HL Deb 24 November 1884 vol 294 cc226-8

in rising to call attention to the great benefit which would be conferred upon the inhabitants of the crowded districts of Stratford, Plaistow, and East Ham if the Main Drainage Embankment passing through those districts could be converted into a public boulevard, said, the structure, on the top of which he wished to place a public walk, was a very large work, three miles in length and about 30 feet in breadth. It was raised above the level of the street, and it would enable persons on the top of it to obtain a breath of really fresh air, and to retire for a time from the noise and bustle of the streets. It would make a most acceptable walk, and would somewhat resemble the walks seen in some of their old towns along the top of walls.
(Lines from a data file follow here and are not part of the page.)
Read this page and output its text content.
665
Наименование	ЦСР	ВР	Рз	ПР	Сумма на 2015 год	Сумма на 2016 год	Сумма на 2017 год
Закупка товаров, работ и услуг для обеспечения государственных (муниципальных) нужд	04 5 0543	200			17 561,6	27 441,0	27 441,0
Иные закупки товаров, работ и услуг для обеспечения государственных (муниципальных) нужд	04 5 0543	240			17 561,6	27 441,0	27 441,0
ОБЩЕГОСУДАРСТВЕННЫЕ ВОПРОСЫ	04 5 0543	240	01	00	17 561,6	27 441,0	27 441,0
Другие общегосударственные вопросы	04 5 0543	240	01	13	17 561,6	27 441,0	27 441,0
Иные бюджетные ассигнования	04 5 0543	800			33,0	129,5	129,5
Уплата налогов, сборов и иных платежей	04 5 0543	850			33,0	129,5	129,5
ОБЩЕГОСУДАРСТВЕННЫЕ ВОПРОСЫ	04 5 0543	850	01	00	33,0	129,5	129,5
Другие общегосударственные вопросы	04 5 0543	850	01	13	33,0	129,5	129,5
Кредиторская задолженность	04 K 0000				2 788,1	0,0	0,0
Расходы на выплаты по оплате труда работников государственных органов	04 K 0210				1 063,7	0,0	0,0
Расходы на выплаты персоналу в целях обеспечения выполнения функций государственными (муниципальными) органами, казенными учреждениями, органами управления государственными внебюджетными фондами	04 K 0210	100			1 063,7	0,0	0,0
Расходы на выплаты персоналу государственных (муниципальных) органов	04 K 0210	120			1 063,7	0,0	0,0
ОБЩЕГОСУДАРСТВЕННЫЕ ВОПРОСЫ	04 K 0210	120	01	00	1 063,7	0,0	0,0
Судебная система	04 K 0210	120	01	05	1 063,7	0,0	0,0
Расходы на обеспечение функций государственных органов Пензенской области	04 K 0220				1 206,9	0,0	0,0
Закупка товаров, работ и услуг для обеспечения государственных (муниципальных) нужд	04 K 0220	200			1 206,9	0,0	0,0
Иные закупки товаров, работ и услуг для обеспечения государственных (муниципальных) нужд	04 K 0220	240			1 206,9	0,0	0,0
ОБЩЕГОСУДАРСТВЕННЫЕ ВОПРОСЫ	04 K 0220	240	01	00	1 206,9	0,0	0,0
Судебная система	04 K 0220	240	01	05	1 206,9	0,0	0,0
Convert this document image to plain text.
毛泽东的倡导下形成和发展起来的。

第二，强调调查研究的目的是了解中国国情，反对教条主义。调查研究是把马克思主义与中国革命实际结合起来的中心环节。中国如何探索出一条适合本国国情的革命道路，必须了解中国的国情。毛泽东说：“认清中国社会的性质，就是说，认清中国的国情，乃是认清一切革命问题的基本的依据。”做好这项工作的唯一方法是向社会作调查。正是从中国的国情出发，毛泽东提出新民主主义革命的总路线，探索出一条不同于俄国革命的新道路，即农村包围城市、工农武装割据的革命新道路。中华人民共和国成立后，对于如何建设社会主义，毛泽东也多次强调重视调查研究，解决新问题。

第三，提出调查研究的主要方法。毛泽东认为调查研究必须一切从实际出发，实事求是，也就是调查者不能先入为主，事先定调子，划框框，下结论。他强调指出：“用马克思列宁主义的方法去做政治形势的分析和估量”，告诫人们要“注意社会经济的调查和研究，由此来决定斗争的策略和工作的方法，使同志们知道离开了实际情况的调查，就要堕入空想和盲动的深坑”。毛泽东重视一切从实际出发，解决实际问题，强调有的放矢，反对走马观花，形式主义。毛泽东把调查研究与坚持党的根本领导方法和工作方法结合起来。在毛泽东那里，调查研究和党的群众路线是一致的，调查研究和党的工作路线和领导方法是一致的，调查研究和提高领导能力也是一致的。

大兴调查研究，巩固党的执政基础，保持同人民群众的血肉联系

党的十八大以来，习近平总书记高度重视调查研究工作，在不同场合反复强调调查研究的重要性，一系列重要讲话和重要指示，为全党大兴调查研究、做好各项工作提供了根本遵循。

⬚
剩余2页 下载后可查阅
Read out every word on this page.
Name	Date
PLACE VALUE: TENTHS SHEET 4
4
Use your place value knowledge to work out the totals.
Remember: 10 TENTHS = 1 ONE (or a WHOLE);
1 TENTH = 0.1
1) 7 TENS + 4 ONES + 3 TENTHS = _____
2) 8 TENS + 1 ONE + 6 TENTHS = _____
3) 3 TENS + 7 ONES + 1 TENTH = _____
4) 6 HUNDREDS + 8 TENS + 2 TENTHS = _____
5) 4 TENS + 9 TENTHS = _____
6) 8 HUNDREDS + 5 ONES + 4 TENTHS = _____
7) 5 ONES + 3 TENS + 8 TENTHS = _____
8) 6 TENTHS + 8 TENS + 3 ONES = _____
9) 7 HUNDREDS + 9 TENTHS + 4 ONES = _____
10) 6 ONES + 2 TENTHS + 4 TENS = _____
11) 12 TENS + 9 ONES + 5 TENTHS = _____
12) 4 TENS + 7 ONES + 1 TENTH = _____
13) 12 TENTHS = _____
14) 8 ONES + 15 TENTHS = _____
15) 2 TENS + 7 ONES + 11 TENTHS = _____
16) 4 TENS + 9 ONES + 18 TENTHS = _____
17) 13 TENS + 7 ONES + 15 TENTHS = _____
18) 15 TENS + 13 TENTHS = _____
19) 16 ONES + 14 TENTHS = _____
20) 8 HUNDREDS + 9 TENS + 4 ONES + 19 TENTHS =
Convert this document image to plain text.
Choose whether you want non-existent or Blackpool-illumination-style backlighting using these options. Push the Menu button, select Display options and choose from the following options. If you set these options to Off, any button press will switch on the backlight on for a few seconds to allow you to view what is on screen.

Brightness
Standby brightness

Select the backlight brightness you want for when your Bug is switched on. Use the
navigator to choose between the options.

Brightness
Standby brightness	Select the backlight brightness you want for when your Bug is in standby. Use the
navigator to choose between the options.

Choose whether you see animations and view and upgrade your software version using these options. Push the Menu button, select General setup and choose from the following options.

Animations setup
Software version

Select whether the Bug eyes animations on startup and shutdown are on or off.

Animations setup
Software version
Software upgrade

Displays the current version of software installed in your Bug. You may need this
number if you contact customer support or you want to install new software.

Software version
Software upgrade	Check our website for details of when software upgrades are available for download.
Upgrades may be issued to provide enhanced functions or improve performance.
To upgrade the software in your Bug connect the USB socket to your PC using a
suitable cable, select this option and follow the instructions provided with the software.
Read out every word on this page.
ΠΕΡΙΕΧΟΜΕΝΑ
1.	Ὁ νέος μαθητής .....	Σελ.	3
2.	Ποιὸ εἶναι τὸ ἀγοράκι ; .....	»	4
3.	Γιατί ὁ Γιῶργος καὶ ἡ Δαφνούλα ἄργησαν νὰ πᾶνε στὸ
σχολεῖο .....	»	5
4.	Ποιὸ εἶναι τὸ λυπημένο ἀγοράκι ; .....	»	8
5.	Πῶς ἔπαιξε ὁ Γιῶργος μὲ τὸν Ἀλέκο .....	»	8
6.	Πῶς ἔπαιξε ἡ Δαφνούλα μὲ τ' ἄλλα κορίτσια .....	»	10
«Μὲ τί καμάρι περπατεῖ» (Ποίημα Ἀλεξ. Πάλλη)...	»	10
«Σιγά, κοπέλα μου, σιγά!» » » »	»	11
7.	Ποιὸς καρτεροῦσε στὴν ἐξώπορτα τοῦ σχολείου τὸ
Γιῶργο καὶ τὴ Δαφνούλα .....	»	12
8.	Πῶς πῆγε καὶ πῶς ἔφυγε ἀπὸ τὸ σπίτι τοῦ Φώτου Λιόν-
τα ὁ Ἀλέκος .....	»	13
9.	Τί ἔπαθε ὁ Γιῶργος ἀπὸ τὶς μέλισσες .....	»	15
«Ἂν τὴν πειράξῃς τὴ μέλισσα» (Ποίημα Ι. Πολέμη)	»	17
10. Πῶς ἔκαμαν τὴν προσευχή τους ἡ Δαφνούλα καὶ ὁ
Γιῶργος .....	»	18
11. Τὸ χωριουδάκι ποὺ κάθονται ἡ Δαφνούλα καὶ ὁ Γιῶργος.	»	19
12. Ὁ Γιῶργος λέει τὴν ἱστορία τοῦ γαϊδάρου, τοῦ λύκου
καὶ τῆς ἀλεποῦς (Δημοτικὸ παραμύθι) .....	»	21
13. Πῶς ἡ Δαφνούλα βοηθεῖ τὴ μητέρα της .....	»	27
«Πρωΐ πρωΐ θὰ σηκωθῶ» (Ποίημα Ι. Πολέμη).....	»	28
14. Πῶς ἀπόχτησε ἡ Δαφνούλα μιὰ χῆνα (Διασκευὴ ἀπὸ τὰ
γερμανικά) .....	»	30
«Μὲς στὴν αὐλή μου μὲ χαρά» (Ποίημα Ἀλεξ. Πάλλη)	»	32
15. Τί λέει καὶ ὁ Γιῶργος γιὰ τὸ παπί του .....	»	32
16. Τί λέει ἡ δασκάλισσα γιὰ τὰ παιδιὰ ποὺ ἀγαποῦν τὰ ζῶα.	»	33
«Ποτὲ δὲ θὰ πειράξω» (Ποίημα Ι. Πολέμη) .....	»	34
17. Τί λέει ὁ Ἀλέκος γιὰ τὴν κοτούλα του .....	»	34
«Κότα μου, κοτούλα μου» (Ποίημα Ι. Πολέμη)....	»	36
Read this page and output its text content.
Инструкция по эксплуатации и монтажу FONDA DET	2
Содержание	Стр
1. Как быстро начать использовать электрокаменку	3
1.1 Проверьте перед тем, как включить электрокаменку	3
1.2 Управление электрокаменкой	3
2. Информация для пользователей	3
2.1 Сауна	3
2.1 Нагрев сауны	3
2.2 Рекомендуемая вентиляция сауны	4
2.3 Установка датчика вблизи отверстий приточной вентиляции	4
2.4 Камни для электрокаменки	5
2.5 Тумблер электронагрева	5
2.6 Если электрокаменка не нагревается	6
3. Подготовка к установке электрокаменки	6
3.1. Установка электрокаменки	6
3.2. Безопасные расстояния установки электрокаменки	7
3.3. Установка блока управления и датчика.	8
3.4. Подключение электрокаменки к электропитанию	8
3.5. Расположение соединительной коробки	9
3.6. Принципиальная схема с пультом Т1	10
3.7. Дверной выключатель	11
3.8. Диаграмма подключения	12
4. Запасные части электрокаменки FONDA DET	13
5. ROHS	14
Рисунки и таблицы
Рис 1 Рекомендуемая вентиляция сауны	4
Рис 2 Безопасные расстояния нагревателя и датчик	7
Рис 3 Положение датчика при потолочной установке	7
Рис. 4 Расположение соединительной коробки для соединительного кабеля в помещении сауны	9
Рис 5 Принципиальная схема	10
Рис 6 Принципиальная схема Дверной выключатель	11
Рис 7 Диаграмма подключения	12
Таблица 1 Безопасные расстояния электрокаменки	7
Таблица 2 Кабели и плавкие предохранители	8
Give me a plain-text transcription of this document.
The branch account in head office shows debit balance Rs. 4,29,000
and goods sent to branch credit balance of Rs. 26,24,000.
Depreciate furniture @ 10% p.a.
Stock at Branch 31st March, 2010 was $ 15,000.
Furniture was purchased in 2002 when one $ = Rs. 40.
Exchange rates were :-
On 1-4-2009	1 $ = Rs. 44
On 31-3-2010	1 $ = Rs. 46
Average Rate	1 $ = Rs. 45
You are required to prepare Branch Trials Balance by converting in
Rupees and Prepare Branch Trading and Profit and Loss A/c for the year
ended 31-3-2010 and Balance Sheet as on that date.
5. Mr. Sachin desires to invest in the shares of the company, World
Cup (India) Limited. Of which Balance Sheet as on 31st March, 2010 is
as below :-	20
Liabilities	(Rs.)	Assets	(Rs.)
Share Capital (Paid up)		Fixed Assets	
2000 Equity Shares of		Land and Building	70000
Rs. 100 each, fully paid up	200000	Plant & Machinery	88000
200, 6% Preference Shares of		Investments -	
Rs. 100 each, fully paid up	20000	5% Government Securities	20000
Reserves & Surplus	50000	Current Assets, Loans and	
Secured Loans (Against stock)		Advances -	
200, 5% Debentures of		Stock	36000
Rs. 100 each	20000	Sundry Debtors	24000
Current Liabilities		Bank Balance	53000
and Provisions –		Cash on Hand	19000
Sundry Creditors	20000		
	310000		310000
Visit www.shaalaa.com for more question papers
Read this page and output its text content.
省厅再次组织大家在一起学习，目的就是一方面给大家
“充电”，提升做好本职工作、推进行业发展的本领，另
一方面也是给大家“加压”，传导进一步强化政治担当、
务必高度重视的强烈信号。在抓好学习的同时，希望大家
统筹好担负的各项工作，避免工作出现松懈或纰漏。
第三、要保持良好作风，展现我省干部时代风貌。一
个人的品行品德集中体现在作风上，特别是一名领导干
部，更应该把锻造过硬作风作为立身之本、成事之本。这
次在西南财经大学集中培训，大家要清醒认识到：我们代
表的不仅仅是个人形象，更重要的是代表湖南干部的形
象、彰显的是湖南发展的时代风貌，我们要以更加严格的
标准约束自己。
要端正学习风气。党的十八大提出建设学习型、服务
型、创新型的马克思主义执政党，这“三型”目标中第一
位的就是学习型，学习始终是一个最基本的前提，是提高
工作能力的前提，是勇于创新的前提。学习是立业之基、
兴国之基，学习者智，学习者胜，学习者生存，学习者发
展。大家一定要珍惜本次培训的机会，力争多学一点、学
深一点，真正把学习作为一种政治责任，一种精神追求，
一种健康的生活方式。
He would be glad to know what the objections of the Metropolitan Board of Works were in regard to the planting of this Embankment with trees and shrubs. To do so would not interfere with the works. No reason for objecting to do so had been given; and they were, therefore, driven to conjecture. One reason, it was supposed, was that there would be a certain amount of smell; but if there should be any from the drains it could be obviated by having ventilating shafts constructed at a small expense. Another objection that had been taken to the proposal was upon the ground of safety; but he thought that would be really one of the strongest arguments in its favour. At the present time there was a fence throughout the whole length of the Embankment, on each side of it, eight feet high, which afforded facilities for people bent on mischief hiding behind it. Therefore, there would be less danger if the fence were down and the Embankment thrown open. West Ham was densely crowded with poor people, and it was extremely desirable to make this improvement to enable them to have recreation and enjoyment.


remarked that they had only heard one side of the question; but, personally, he was inclined to say that his noble Friend had made out a good primâ facie case in favour of his proposal. He had, however, communicated with his right hon. and learned Friend the Secretary of State for the Home Department; and he was informed by him that, as his noble Friend was probably aware, the matter primarily rested with the Metropolitan Board of Works. The Home Secretary had sent the Notice of his noble Friend to Sir James M'Garel-Hogg, the Chairman of the Board of Works, and had requested him to make his observations upon it. As soon as the reply was received the Home Secretary would consider it in connection with his powers in the matter; but, as his right hon. and learned Friend stated, it was very doubtful if he had any power at all. However, the Home Secretary would communicate with his noble Friend on receiving the reply.


said, he thought that no opportunity whatever should be lost of calling the attention of the House to the possibility of providing fresh places of recreation for the people of the Metropolis, and this particular case was one which appeared to recommend itself to the consideration of the House. He recollected being present at the opening of the great Metropolitan sewer, and a great variety of benefits were then promised which had not all been entirely realized. It appeared to be a reproach on the Local Authorities in London that they should have to be awakened by means of private Associations to what appeared to be their paramount duty.


said, that the subject deserved attention from its bearing on the question of Municipal Reform. The Municipal Authorities in London ought to take into consideration the best means of affording recreation and healthy exercise to the masses. It was the misfortune of London that its open spaces were being rapidly covered with buildings; and it became neces- sary that the Government of the Metropolis should look beyond the material advantages of drainage and convenient thoroughfares, and the employment of rates, and should look, as part of its duty, to the mode of meeting the comforts and enjoyments and happiness of the masses of toiling people who were placed beyond the reach of any open air exercise. It appeared that this Embankment might be made a promenade for the enjoyment of large numbers of people without any additional expense of any consequence; and he hoped that the Metropolitan Board of Works might rise to their great duties in that respect, and not suffer itself to fall behind the Corporation of London, who had preserved Epping Forest for the public, and had used their powers for the promotion of the comfort and enjoyment of the population under their control.


remarked on the improvement of ventilation in the low-lying North Woolwich district from the rush of air caused by the passage of the railway trains.